There is now a growing consensus that the decentralized nature of DLT supports our sector’s broader digital transformation goals, and that it can help us move away from a siloed ecosystem that has not been able to realize the same common protocol benefits seen in other asset classes.
The ABS opportunity
Harmonized data standards, shared infrastructure and immutable records have the ability to transform how asset-backed securities participants interact in the ecosystem.
Everybody, myself included, is on a journey of discovery here. That journey started over three years ago with a recognition of immutable, better record-keeping. This was followed by understanding of the value of a shared system of record to ensure that all permissioned parties in a transaction to have access the same underlying loan information.
These autumn conferences focused on the next phase of on-chain digital assets. In discussing these digital assets I’ve often been asked, “Don’t we already have digital loans?”
Even within the minority of the asset-backed securities market, where the application and origination process has been digitized, a PDF of a loan document is very different from a digital asset in the efficiency and sophistication with which it can be transacted in the credit markets.
A loan as a digital asset on-chain can be transacted with the ease, speed and certainty of other digital assets like cryptocurrencies (AML/KYC permitting), while the PDF document is still dependent on the legacy model taking weeks and significant cost to execute transactions, with limited contextual asset information attached or ability to run smart contracts.
We are seeing the emergence of two paths here: asset-backed tokens (or loan-backed) and loans native to the blockchain. In the token model, the original authoritative copy of the loan document is securely locked down with an associated token representing ownership interest and core asset characteristics.
This facilitates more efficient transactions and introduces a chain of title and verification not seen before in the market. In the native model, the loan lives solely on the blockchain, cannot be copied, printed, double spent or misrepresented.
Given the majority of lending is still paper-based, we expect to see a domination of asset-backed tokens for a while. The transaction and management of both asset types in the capital markets we call Digital Structured Credit.
Current stage of adoption
It is fair to say that capital markets is over the “hype” phase of Gartner’s adoption model with DLT.
As with any new technology, many overestimate the speed of adoption, but the market underestimates equally the long-term impact. The credit market is slightly behind most electronically traded asset classes that saw low risk in applying DLT to settlement & clearing inefficiencies.
We are hearing less about new proof-of-concept projects as the marketing value of DLT subsides and the business cases demonstrate clear benefits. Building the right social constructs, standards and incentives for value to be realized across the asset-backed securities ecosystem is arguably more important than building the underlying technology.
One of the core pillars for all digital asset classes has been custody. This had been a gap for institutional players to participate, particularly with cryptocurrencies, but still applicable to all digital assets.
In 2018, we have seen significant progress with established players like Fidelity introducing market offerings that will help drive adoption.
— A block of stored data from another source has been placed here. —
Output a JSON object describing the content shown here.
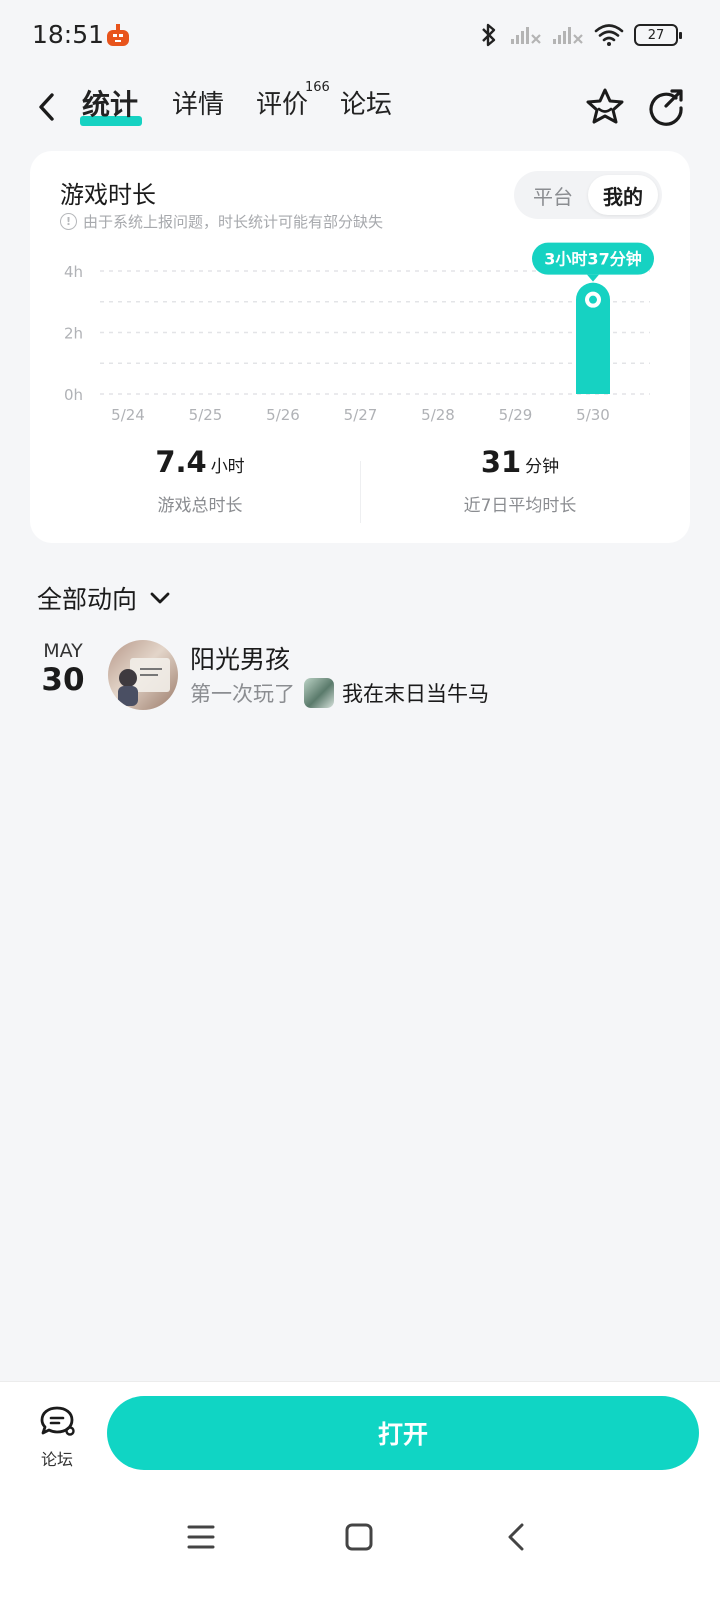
{
  "status_bar": {
    "time": "18:51",
    "battery": "27",
    "icons": [
      "bluetooth-icon",
      "signal-1-icon",
      "signal-2-icon",
      "wifi-icon",
      "battery-icon"
    ]
  },
  "nav": {
    "tabs": [
      {
        "label": "统计",
        "active": true
      },
      {
        "label": "详情",
        "active": false
      },
      {
        "label": "评价",
        "active": false,
        "badge": "166"
      },
      {
        "label": "论坛",
        "active": false
      }
    ],
    "icons": [
      "back-icon",
      "star-icon",
      "share-icon"
    ]
  },
  "playtime_card": {
    "title": "游戏时长",
    "notice": "由于系统上报问题，时长统计可能有部分缺失",
    "segments": [
      "平台",
      "我的"
    ],
    "selected_segment": "我的",
    "total": {
      "value": "7.4",
      "unit": "小时",
      "label": "游戏总时长"
    },
    "average": {
      "value": "31",
      "unit": "分钟",
      "label": "近7日平均时长"
    }
  },
  "chart_data": {
    "type": "bar",
    "categories": [
      "5/24",
      "5/25",
      "5/26",
      "5/27",
      "5/28",
      "5/29",
      "5/30"
    ],
    "values": [
      0,
      0,
      0,
      0,
      0,
      0,
      3.62
    ],
    "y_ticks": [
      "0h",
      "2h",
      "4h"
    ],
    "ylim": [
      0,
      4
    ],
    "grid": true,
    "tooltip": "3小时37分钟",
    "highlight_color": "#16d2c2"
  },
  "activity": {
    "header": "全部动向",
    "items": [
      {
        "month": "MAY",
        "day": "30",
        "user": "阳光男孩",
        "verb": "第一次玩了",
        "game": "我在末日当牛马"
      }
    ]
  },
  "bottom_bar": {
    "forum_label": "论坛",
    "open_label": "打开"
  },
  "colors": {
    "accent": "#10d5c4",
    "background": "#f5f6f8"
  }
}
In asset-backed securities, I continue to see commercial demand for private keys to digital structured credit being held by an established, independent custodian to deliver seamless integration to the existing securities custody and value-added services that investors demand.
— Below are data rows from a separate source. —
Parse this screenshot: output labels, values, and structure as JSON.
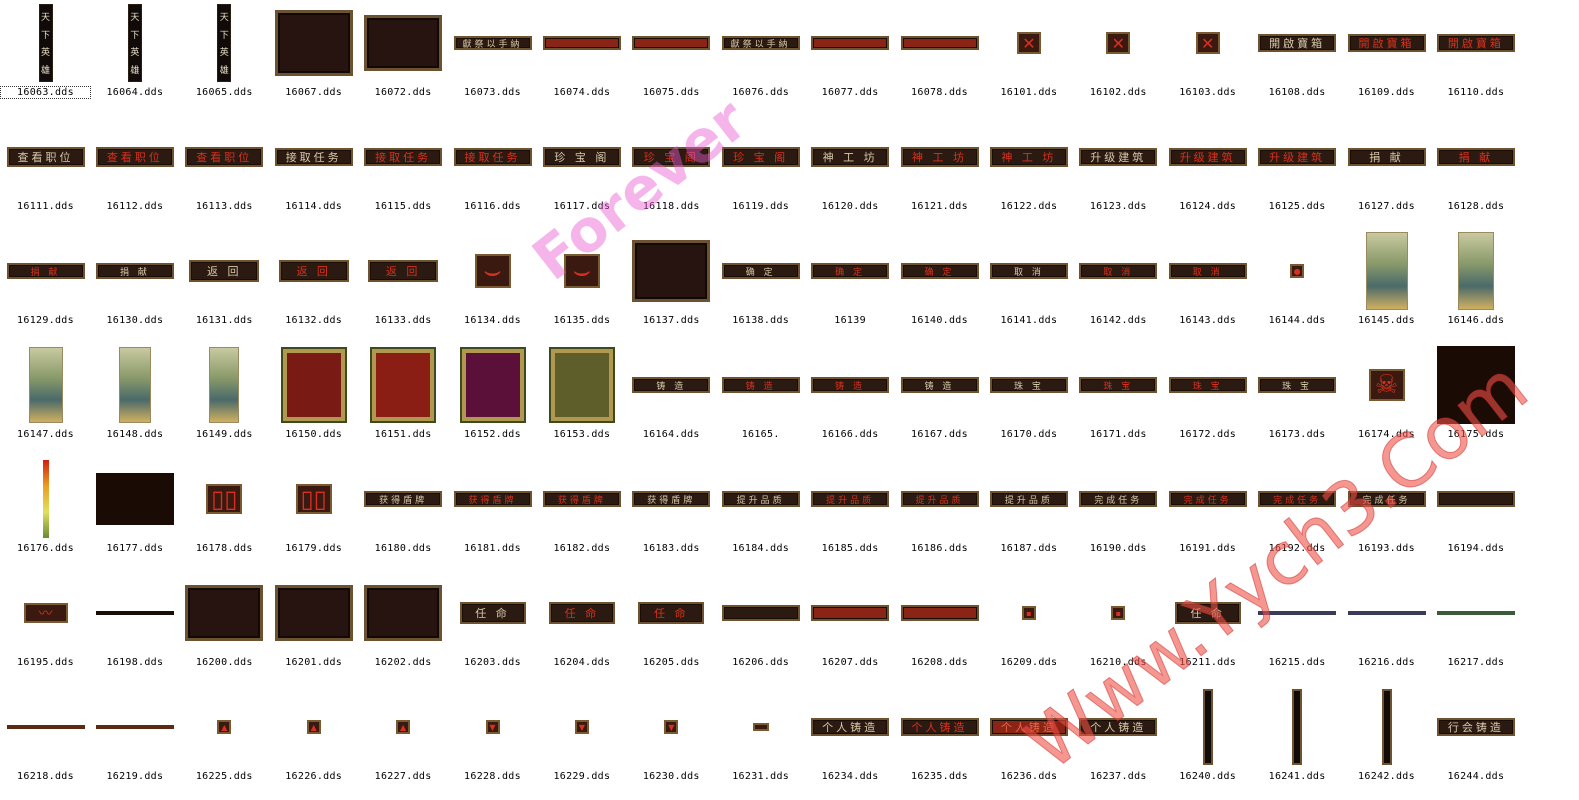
{
  "files": [
    {
      "name": "16063.dds",
      "kind": "scroll",
      "text": "天下英雄",
      "w": 14,
      "h": 78,
      "selected": true
    },
    {
      "name": "16064.dds",
      "kind": "scroll",
      "text": "天下英雄",
      "w": 14,
      "h": 78
    },
    {
      "name": "16065.dds",
      "kind": "scroll",
      "text": "天下英雄",
      "w": 14,
      "h": 78
    },
    {
      "name": "16067.dds",
      "kind": "panel",
      "w": 78,
      "h": 66
    },
    {
      "name": "16072.dds",
      "kind": "panel",
      "w": 78,
      "h": 56
    },
    {
      "name": "16073.dds",
      "kind": "btn",
      "text": "獻祭以手納",
      "w": 78,
      "h": 14
    },
    {
      "name": "16074.dds",
      "kind": "btn",
      "style": "redfill",
      "text": "",
      "w": 78,
      "h": 14
    },
    {
      "name": "16075.dds",
      "kind": "btn",
      "style": "redfill",
      "text": "",
      "w": 78,
      "h": 14
    },
    {
      "name": "16076.dds",
      "kind": "btn",
      "text": "獻祭以手納",
      "w": 78,
      "h": 14
    },
    {
      "name": "16077.dds",
      "kind": "btn",
      "style": "redfill",
      "text": "",
      "w": 78,
      "h": 14
    },
    {
      "name": "16078.dds",
      "kind": "btn",
      "style": "redfill",
      "text": "",
      "w": 78,
      "h": 14
    },
    {
      "name": "16101.dds",
      "kind": "icon",
      "text": "✕",
      "w": 24,
      "h": 22
    },
    {
      "name": "16102.dds",
      "kind": "icon",
      "text": "✕",
      "w": 24,
      "h": 22
    },
    {
      "name": "16103.dds",
      "kind": "icon",
      "text": "✕",
      "w": 24,
      "h": 22
    },
    {
      "name": "16108.dds",
      "kind": "btn",
      "text": "開啟寶箱",
      "w": 78,
      "h": 18
    },
    {
      "name": "16109.dds",
      "kind": "btn",
      "style": "red",
      "text": "開啟寶箱",
      "w": 78,
      "h": 18
    },
    {
      "name": "16110.dds",
      "kind": "btn",
      "style": "red",
      "text": "開啟寶箱",
      "w": 78,
      "h": 18
    },
    {
      "name": "16111.dds",
      "kind": "btn",
      "text": "查看职位",
      "w": 78,
      "h": 20
    },
    {
      "name": "16112.dds",
      "kind": "btn",
      "style": "red",
      "text": "查看职位",
      "w": 78,
      "h": 20
    },
    {
      "name": "16113.dds",
      "kind": "btn",
      "style": "red",
      "text": "查看职位",
      "w": 78,
      "h": 20
    },
    {
      "name": "16114.dds",
      "kind": "btn",
      "text": "接取任务",
      "w": 78,
      "h": 18
    },
    {
      "name": "16115.dds",
      "kind": "btn",
      "style": "red",
      "text": "接取任务",
      "w": 78,
      "h": 18
    },
    {
      "name": "16116.dds",
      "kind": "btn",
      "style": "red",
      "text": "接取任务",
      "w": 78,
      "h": 18
    },
    {
      "name": "16117.dds",
      "kind": "btn",
      "text": "珍 宝 阁",
      "w": 78,
      "h": 20
    },
    {
      "name": "16118.dds",
      "kind": "btn",
      "style": "red",
      "text": "珍 宝 阁",
      "w": 78,
      "h": 20
    },
    {
      "name": "16119.dds",
      "kind": "btn",
      "style": "red",
      "text": "珍 宝 阁",
      "w": 78,
      "h": 20
    },
    {
      "name": "16120.dds",
      "kind": "btn",
      "text": "神 工 坊",
      "w": 78,
      "h": 20
    },
    {
      "name": "16121.dds",
      "kind": "btn",
      "style": "red",
      "text": "神 工 坊",
      "w": 78,
      "h": 20
    },
    {
      "name": "16122.dds",
      "kind": "btn",
      "style": "red",
      "text": "神 工 坊",
      "w": 78,
      "h": 20
    },
    {
      "name": "16123.dds",
      "kind": "btn",
      "text": "升级建筑",
      "w": 78,
      "h": 18
    },
    {
      "name": "16124.dds",
      "kind": "btn",
      "style": "red",
      "text": "升级建筑",
      "w": 78,
      "h": 18
    },
    {
      "name": "16125.dds",
      "kind": "btn",
      "style": "red",
      "text": "升级建筑",
      "w": 78,
      "h": 18
    },
    {
      "name": "16127.dds",
      "kind": "btn",
      "text": "捐 献",
      "w": 78,
      "h": 18
    },
    {
      "name": "16128.dds",
      "kind": "btn",
      "style": "red",
      "text": "捐 献",
      "w": 78,
      "h": 18
    },
    {
      "name": "16129.dds",
      "kind": "btn",
      "style": "red",
      "text": "捐 献",
      "w": 78,
      "h": 16
    },
    {
      "name": "16130.dds",
      "kind": "btn",
      "text": "捐 献",
      "w": 78,
      "h": 16
    },
    {
      "name": "16131.dds",
      "kind": "btn",
      "text": "返 回",
      "w": 70,
      "h": 22
    },
    {
      "name": "16132.dds",
      "kind": "btn",
      "style": "red",
      "text": "返 回",
      "w": 70,
      "h": 22
    },
    {
      "name": "16133.dds",
      "kind": "btn",
      "style": "red",
      "text": "返 回",
      "w": 70,
      "h": 22
    },
    {
      "name": "16134.dds",
      "kind": "icon",
      "text": "⌣",
      "w": 36,
      "h": 34
    },
    {
      "name": "16135.dds",
      "kind": "icon",
      "text": "⌣",
      "w": 36,
      "h": 34
    },
    {
      "name": "16137.dds",
      "kind": "panel",
      "w": 78,
      "h": 62
    },
    {
      "name": "16138.dds",
      "kind": "btn",
      "text": "确 定",
      "w": 78,
      "h": 16
    },
    {
      "name": "16139",
      "kind": "btn",
      "style": "red",
      "text": "确 定",
      "w": 78,
      "h": 16
    },
    {
      "name": "16140.dds",
      "kind": "btn",
      "style": "red",
      "text": "确 定",
      "w": 78,
      "h": 16
    },
    {
      "name": "16141.dds",
      "kind": "btn",
      "text": "取 消",
      "w": 78,
      "h": 16
    },
    {
      "name": "16142.dds",
      "kind": "btn",
      "style": "red",
      "text": "取 消",
      "w": 78,
      "h": 16
    },
    {
      "name": "16143.dds",
      "kind": "btn",
      "style": "red",
      "text": "取 消",
      "w": 78,
      "h": 16
    },
    {
      "name": "16144.dds",
      "kind": "icon",
      "text": "●",
      "w": 14,
      "h": 14
    },
    {
      "name": "16145.dds",
      "kind": "tower",
      "w": 42,
      "h": 78
    },
    {
      "name": "16146.dds",
      "kind": "tower",
      "w": 36,
      "h": 78
    },
    {
      "name": "16147.dds",
      "kind": "tower",
      "w": 34,
      "h": 76
    },
    {
      "name": "16148.dds",
      "kind": "tower",
      "w": 32,
      "h": 76
    },
    {
      "name": "16149.dds",
      "kind": "tower",
      "w": 30,
      "h": 76
    },
    {
      "name": "16150.dds",
      "kind": "seal",
      "color": "#7a1a14",
      "w": 66,
      "h": 76
    },
    {
      "name": "16151.dds",
      "kind": "seal",
      "color": "#8a1e14",
      "w": 66,
      "h": 76
    },
    {
      "name": "16152.dds",
      "kind": "seal",
      "color": "#5a1038",
      "w": 66,
      "h": 76
    },
    {
      "name": "16153.dds",
      "kind": "seal",
      "color": "#5e5e2a",
      "w": 66,
      "h": 76
    },
    {
      "name": "16164.dds",
      "kind": "btn",
      "text": "铸 造",
      "w": 78,
      "h": 16
    },
    {
      "name": "16165.",
      "kind": "btn",
      "style": "red",
      "text": "铸 造",
      "w": 78,
      "h": 16
    },
    {
      "name": "16166.dds",
      "kind": "btn",
      "style": "red",
      "text": "铸 造",
      "w": 78,
      "h": 16
    },
    {
      "name": "16167.dds",
      "kind": "btn",
      "text": "铸 造",
      "w": 78,
      "h": 16
    },
    {
      "name": "16170.dds",
      "kind": "btn",
      "text": "珠 宝",
      "w": 78,
      "h": 16
    },
    {
      "name": "16171.dds",
      "kind": "btn",
      "style": "red",
      "text": "珠 宝",
      "w": 78,
      "h": 16
    },
    {
      "name": "16172.dds",
      "kind": "btn",
      "style": "red",
      "text": "珠 宝",
      "w": 78,
      "h": 16
    },
    {
      "name": "16173.dds",
      "kind": "btn",
      "text": "珠 宝",
      "w": 78,
      "h": 16
    },
    {
      "name": "16174.dds",
      "kind": "icon",
      "text": "☠",
      "w": 36,
      "h": 32
    },
    {
      "name": "16175.dds",
      "kind": "dark",
      "w": 78,
      "h": 78
    },
    {
      "name": "16176.dds",
      "kind": "gradient",
      "w": 6,
      "h": 78
    },
    {
      "name": "16177.dds",
      "kind": "dark",
      "w": 78,
      "h": 52
    },
    {
      "name": "16178.dds",
      "kind": "icon",
      "text": "▯▯",
      "w": 36,
      "h": 30
    },
    {
      "name": "16179.dds",
      "kind": "icon",
      "text": "▯▯",
      "w": 36,
      "h": 30
    },
    {
      "name": "16180.dds",
      "kind": "btn",
      "text": "获得盾牌",
      "w": 78,
      "h": 16
    },
    {
      "name": "16181.dds",
      "kind": "btn",
      "style": "red",
      "text": "获得盾牌",
      "w": 78,
      "h": 16
    },
    {
      "name": "16182.dds",
      "kind": "btn",
      "style": "red",
      "text": "获得盾牌",
      "w": 78,
      "h": 16
    },
    {
      "name": "16183.dds",
      "kind": "btn",
      "text": "获得盾牌",
      "w": 78,
      "h": 16
    },
    {
      "name": "16184.dds",
      "kind": "btn",
      "text": "提升品质",
      "w": 78,
      "h": 16
    },
    {
      "name": "16185.dds",
      "kind": "btn",
      "style": "red",
      "text": "提升品质",
      "w": 78,
      "h": 16
    },
    {
      "name": "16186.dds",
      "kind": "btn",
      "style": "red",
      "text": "提升品质",
      "w": 78,
      "h": 16
    },
    {
      "name": "16187.dds",
      "kind": "btn",
      "text": "提升品质",
      "w": 78,
      "h": 16
    },
    {
      "name": "16190.dds",
      "kind": "btn",
      "text": "完成任务",
      "w": 78,
      "h": 16
    },
    {
      "name": "16191.dds",
      "kind": "btn",
      "style": "red",
      "text": "完成任务",
      "w": 78,
      "h": 16
    },
    {
      "name": "16192.dds",
      "kind": "btn",
      "style": "red",
      "text": "完成任务",
      "w": 78,
      "h": 16
    },
    {
      "name": "16193.dds",
      "kind": "btn",
      "text": "完成任务",
      "w": 78,
      "h": 16
    },
    {
      "name": "16194.dds",
      "kind": "btn",
      "text": "",
      "w": 78,
      "h": 16
    },
    {
      "name": "16195.dds",
      "kind": "icon",
      "text": "〰",
      "w": 44,
      "h": 20
    },
    {
      "name": "16198.dds",
      "kind": "bar",
      "color": "#1a0c06",
      "w": 78,
      "h": 4
    },
    {
      "name": "16200.dds",
      "kind": "panel",
      "w": 78,
      "h": 56
    },
    {
      "name": "16201.dds",
      "kind": "panel",
      "w": 78,
      "h": 56
    },
    {
      "name": "16202.dds",
      "kind": "panel",
      "w": 78,
      "h": 56
    },
    {
      "name": "16203.dds",
      "kind": "btn",
      "text": "任 命",
      "w": 66,
      "h": 22
    },
    {
      "name": "16204.dds",
      "kind": "btn",
      "style": "red",
      "text": "任 命",
      "w": 66,
      "h": 22
    },
    {
      "name": "16205.dds",
      "kind": "btn",
      "style": "red",
      "text": "任 命",
      "w": 66,
      "h": 22
    },
    {
      "name": "16206.dds",
      "kind": "btn",
      "text": "",
      "w": 78,
      "h": 16
    },
    {
      "name": "16207.dds",
      "kind": "btn",
      "style": "redfill",
      "text": "",
      "w": 78,
      "h": 16
    },
    {
      "name": "16208.dds",
      "kind": "btn",
      "style": "redfill",
      "text": "",
      "w": 78,
      "h": 16
    },
    {
      "name": "16209.dds",
      "kind": "icon",
      "text": "▪",
      "w": 14,
      "h": 14
    },
    {
      "name": "16210.dds",
      "kind": "icon",
      "text": "▪",
      "w": 14,
      "h": 14
    },
    {
      "name": "16211.dds",
      "kind": "btn",
      "text": "任 命",
      "w": 66,
      "h": 22
    },
    {
      "name": "16215.dds",
      "kind": "bar",
      "color": "#3a3a5a",
      "w": 78,
      "h": 4
    },
    {
      "name": "16216.dds",
      "kind": "bar",
      "color": "#3a3a5a",
      "w": 78,
      "h": 4
    },
    {
      "name": "16217.dds",
      "kind": "bar",
      "color": "#3a5a3a",
      "w": 78,
      "h": 4
    },
    {
      "name": "16218.dds",
      "kind": "bar",
      "color": "#5a2a14",
      "w": 78,
      "h": 4
    },
    {
      "name": "16219.dds",
      "kind": "bar",
      "color": "#5a2a14",
      "w": 78,
      "h": 4
    },
    {
      "name": "16225.dds",
      "kind": "icon",
      "text": "▲",
      "w": 14,
      "h": 14
    },
    {
      "name": "16226.dds",
      "kind": "icon",
      "text": "▲",
      "w": 14,
      "h": 14
    },
    {
      "name": "16227.dds",
      "kind": "icon",
      "text": "▲",
      "w": 14,
      "h": 14
    },
    {
      "name": "16228.dds",
      "kind": "icon",
      "text": "▼",
      "w": 14,
      "h": 14
    },
    {
      "name": "16229.dds",
      "kind": "icon",
      "text": "▼",
      "w": 14,
      "h": 14
    },
    {
      "name": "16230.dds",
      "kind": "icon",
      "text": "▼",
      "w": 14,
      "h": 14
    },
    {
      "name": "16231.dds",
      "kind": "icon",
      "text": "",
      "w": 16,
      "h": 8
    },
    {
      "name": "16234.dds",
      "kind": "btn",
      "text": "个人铸造",
      "w": 78,
      "h": 18
    },
    {
      "name": "16235.dds",
      "kind": "btn",
      "style": "red",
      "text": "个人铸造",
      "w": 78,
      "h": 18
    },
    {
      "name": "16236.dds",
      "kind": "btn",
      "style": "redfill",
      "text": "个人铸造",
      "w": 78,
      "h": 18
    },
    {
      "name": "16237.dds",
      "kind": "btn",
      "text": "个人铸造",
      "w": 78,
      "h": 18
    },
    {
      "name": "16240.dds",
      "kind": "scroll",
      "text": "",
      "w": 10,
      "h": 76
    },
    {
      "name": "16241.dds",
      "kind": "scroll",
      "text": "",
      "w": 10,
      "h": 76
    },
    {
      "name": "16242.dds",
      "kind": "scroll",
      "text": "",
      "w": 10,
      "h": 76
    },
    {
      "name": "16244.dds",
      "kind": "btn",
      "text": "行会铸造",
      "w": 78,
      "h": 18
    }
  ],
  "watermark_pink": "Forever",
  "watermark_red": "Www.Yych3.Com"
}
Most professionals are now comfortable with the scalability, security and permissioned vs public implementation options for DLT. While asset-backed securities have relatively low volumes of data and transactions in comparison to other electronically traded asset classes, we foresee the benefits of these efforts to allow greater capabilities and on-chain development for the market.
The leading capital markets projects represented at these conferences were utilizing permissioned blockchains, with the expected controls and security, and not looking to change the industry access paradigm.
Some of the most common discussions among panelists this autumn included looking back at the credit crisis and a look forward at whom will benefit from the efficiency gains.
Could DLT have prevented the credit crisis? As with any technology, it is only as good as how humans have chosen to deploy it! (Ignoring the AI debate). There were obviously many well documented factors here, but few would argue that the immutability, enhanced data integrity and, shared system of record in keeping track of assets, diligence and all economic interests would have helped reduce impact.
Who will realize the efficiency gains created by DLT in the asset-backed securities market?
The parties who control blockchain nodes, the management of assets and the ability to author smart contracts will have significant influence on how future value is distributed.
Time will tell which constituents will drive this transition.